A confirmed SIBO diagnosis is clinically meaningful: it explains bloating, abdominal pain, diarrhea/constipation, malabsorption, weight loss, and micronutrient deficiencies, and it is actionable (dietary measures and targeted antibiotics). Untreated SIBO can lead to repeated visits, labs/imaging, and empiric therapies. Given the low absolute incidence but higher relative hazard among GLP-1/dual users, routine universal screening is not warranted. A targeted, symptom-driven testing strategy (e.g., new/persistent GI symptoms after initiation, suspected delayed gastric emptying, or unexplained nutritional deficiencies) balances diagnostic yield with resource use. Our study did not evaluate cost-effectiveness; however, our recommendations emphasize case-finding rather than universal screening to minimize financial burden.

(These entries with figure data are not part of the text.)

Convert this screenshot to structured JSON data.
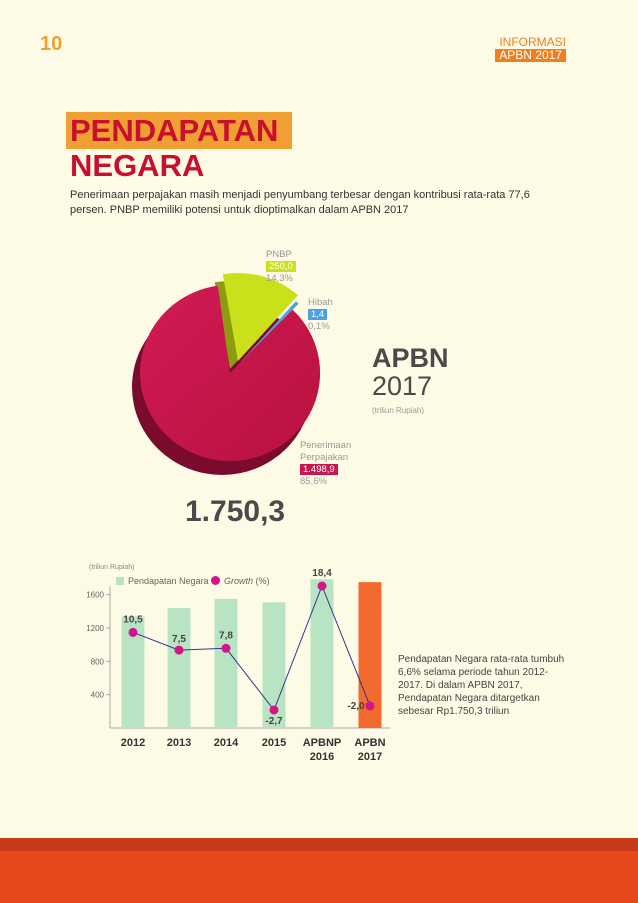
{
  "header": {
    "page_number": "10",
    "tag_line1": "INFORMASI",
    "tag_line2": "APBN 2017"
  },
  "title": {
    "line1": "PENDAPATAN",
    "line2": "NEGARA"
  },
  "intro": "Penerimaan perpajakan masih menjadi penyumbang terbesar dengan kontribusi rata-rata 77,6 persen. PNBP memiliki potensi untuk dioptimalkan dalam APBN 2017",
  "pie": {
    "heading1": "APBN",
    "heading2": "2017",
    "unit": "(triliun Rupiah)",
    "total": "1.750,3",
    "slices": [
      {
        "name": "PNBP",
        "name_line2": "",
        "value": "250,0",
        "share": "14,3%",
        "share_value": 14.3,
        "color": "#c9e01a"
      },
      {
        "name": "Hibah",
        "name_line2": "",
        "value": "1,4",
        "share": "0,1%",
        "share_value": 0.1,
        "color": "#4aa3df"
      },
      {
        "name": "Penerimaan",
        "name_line2": "Perpajakan",
        "value": "1.498,9",
        "share": "85,6%",
        "share_value": 85.6,
        "color": "#c8174f"
      }
    ]
  },
  "bar_chart": {
    "unit": "(triliun Rupiah)",
    "legend_bar": "Pendapatan Negara",
    "legend_line": "Growth",
    "legend_line_suffix": " (%)",
    "note": "Pendapatan Negara rata-rata tumbuh 6,6% selama periode tahun 2012-2017. Di dalam APBN 2017, Pendapatan Negara ditargetkan sebesar Rp1.750,3 triliun"
  },
  "chart_data": {
    "type": "bar",
    "categories": [
      [
        "2012"
      ],
      [
        "2013"
      ],
      [
        "2014"
      ],
      [
        "2015"
      ],
      [
        "APBNP",
        "2016"
      ],
      [
        "APBN",
        "2017"
      ]
    ],
    "series": [
      {
        "name": "Pendapatan Negara",
        "values": [
          1338,
          1439,
          1550,
          1508,
          1786,
          1750
        ],
        "colors": [
          "#b8e4c4",
          "#b8e4c4",
          "#b8e4c4",
          "#b8e4c4",
          "#b8e4c4",
          "#f26a2e"
        ]
      },
      {
        "name": "Growth (%)",
        "type": "line",
        "values": [
          10.5,
          7.5,
          7.8,
          -2.7,
          18.4,
          -2.0
        ],
        "labels": [
          "10,5",
          "7,5",
          "7,8",
          "-2,7",
          "18,4",
          "-2,0"
        ],
        "color": "#d4148b",
        "line_color": "#2d3a8c"
      }
    ],
    "yticks": [
      400,
      800,
      1200,
      1600
    ],
    "ylim": [
      0,
      1800
    ]
  }
}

Moving forward, a prospective study that enrolls new initiators and follows them with standardized breath-testing would provide higher-quality data to confirm these findings. Designs should apply uniform breath-test protocols with centralized adjudication to limit misclassification. Clinically, for patients starting GLP-1 RA or dual GLP-1/GIP RA, symptom-driven SIBO screening by hydrogen breath test may be considered. Additionally, GI motility assessments with microbiome profiling are warranted to investigate the relationship of GLP-1-based therapy, delayed transit, and bacterial overgrowth, which will significantly enhance clinical management and prevention strategies.

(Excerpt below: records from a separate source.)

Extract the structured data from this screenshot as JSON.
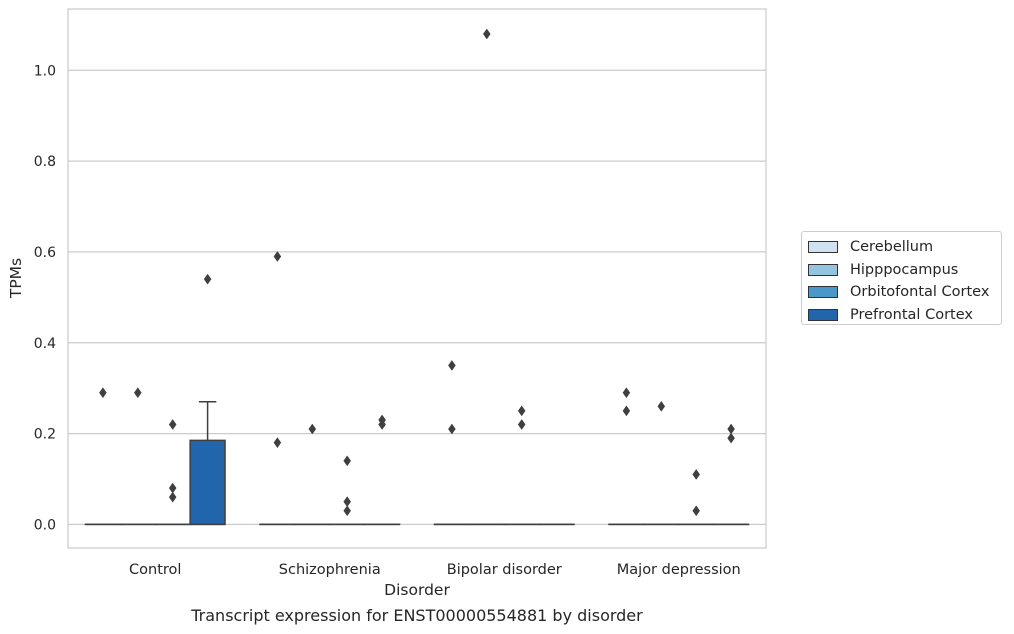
{
  "figure": {
    "caption": "Transcript expression for ENST00000554881 by disorder"
  },
  "chart_data": {
    "type": "box",
    "xlabel": "Disorder",
    "ylabel": "TPMs",
    "categories": [
      "Control",
      "Schizophrenia",
      "Bipolar disorder",
      "Major depression"
    ],
    "yticks": [
      "0.0",
      "0.2",
      "0.4",
      "0.6",
      "0.8",
      "1.0"
    ],
    "ylim": [
      -0.052,
      1.135
    ],
    "grid": "horizontal",
    "legend_position": "right",
    "series": [
      {
        "name": "Cerebellum",
        "color": "#d0e1f2",
        "boxes": [
          {
            "q1": 0,
            "median": 0,
            "q3": 0,
            "whisker_low": 0,
            "whisker_high": 0,
            "outliers": [
              0.29
            ]
          },
          {
            "q1": 0,
            "median": 0,
            "q3": 0,
            "whisker_low": 0,
            "whisker_high": 0,
            "outliers": [
              0.59,
              0.18
            ]
          },
          {
            "q1": 0,
            "median": 0,
            "q3": 0,
            "whisker_low": 0,
            "whisker_high": 0,
            "outliers": [
              0.35,
              0.21
            ]
          },
          {
            "q1": 0,
            "median": 0,
            "q3": 0,
            "whisker_low": 0,
            "whisker_high": 0,
            "outliers": [
              0.29,
              0.25
            ]
          }
        ]
      },
      {
        "name": "Hipppocampus",
        "color": "#94c4df",
        "boxes": [
          {
            "q1": 0,
            "median": 0,
            "q3": 0,
            "whisker_low": 0,
            "whisker_high": 0,
            "outliers": [
              0.29
            ]
          },
          {
            "q1": 0,
            "median": 0,
            "q3": 0,
            "whisker_low": 0,
            "whisker_high": 0,
            "outliers": [
              0.21
            ]
          },
          {
            "q1": 0,
            "median": 0,
            "q3": 0,
            "whisker_low": 0,
            "whisker_high": 0,
            "outliers": [
              1.08
            ]
          },
          {
            "q1": 0,
            "median": 0,
            "q3": 0,
            "whisker_low": 0,
            "whisker_high": 0,
            "outliers": [
              0.26
            ]
          }
        ]
      },
      {
        "name": "Orbitofontal Cortex",
        "color": "#4a98c9",
        "boxes": [
          {
            "q1": 0,
            "median": 0,
            "q3": 0,
            "whisker_low": 0,
            "whisker_high": 0,
            "outliers": [
              0.22,
              0.08,
              0.06
            ]
          },
          {
            "q1": 0,
            "median": 0,
            "q3": 0,
            "whisker_low": 0,
            "whisker_high": 0,
            "outliers": [
              0.14,
              0.05,
              0.03
            ]
          },
          {
            "q1": 0,
            "median": 0,
            "q3": 0,
            "whisker_low": 0,
            "whisker_high": 0,
            "outliers": [
              0.25,
              0.22
            ]
          },
          {
            "q1": 0,
            "median": 0,
            "q3": 0,
            "whisker_low": 0,
            "whisker_high": 0,
            "outliers": [
              0.11,
              0.03
            ]
          }
        ]
      },
      {
        "name": "Prefrontal Cortex",
        "color": "#2166ac",
        "boxes": [
          {
            "q1": 0,
            "median": 0,
            "q3": 0.185,
            "whisker_low": 0,
            "whisker_high": 0.27,
            "outliers": [
              0.54
            ]
          },
          {
            "q1": 0,
            "median": 0,
            "q3": 0,
            "whisker_low": 0,
            "whisker_high": 0,
            "outliers": [
              0.23,
              0.22
            ]
          },
          {
            "q1": 0,
            "median": 0,
            "q3": 0,
            "whisker_low": 0,
            "whisker_high": 0,
            "outliers": []
          },
          {
            "q1": 0,
            "median": 0,
            "q3": 0,
            "whisker_low": 0,
            "whisker_high": 0,
            "outliers": [
              0.21,
              0.19
            ]
          }
        ]
      }
    ]
  }
}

In conclusion, to our knowledge, this is the first large-scale study to identify an association between GLP-1 RAs or GLP/GIP RA and an increased incidence of SIBO compared to other second-line diabetes medications. Given the widespread clinical application and proven effectiveness of GLP-1 RAs, GLP/GIP RA for managing T2DM and obesity, clinicians should remain aware of potential gastrointestinal side effects. Early, symptom-driven screening for SIBO with a hydrogen breath test may be warranted in patients initiating these agents. Finally, prospective studies with standardized diagnostic protocols are needed. Future research should focus on mechanisms linking GI motility change, gut microbiota, and SIBO to improve risk stratification and preventive care.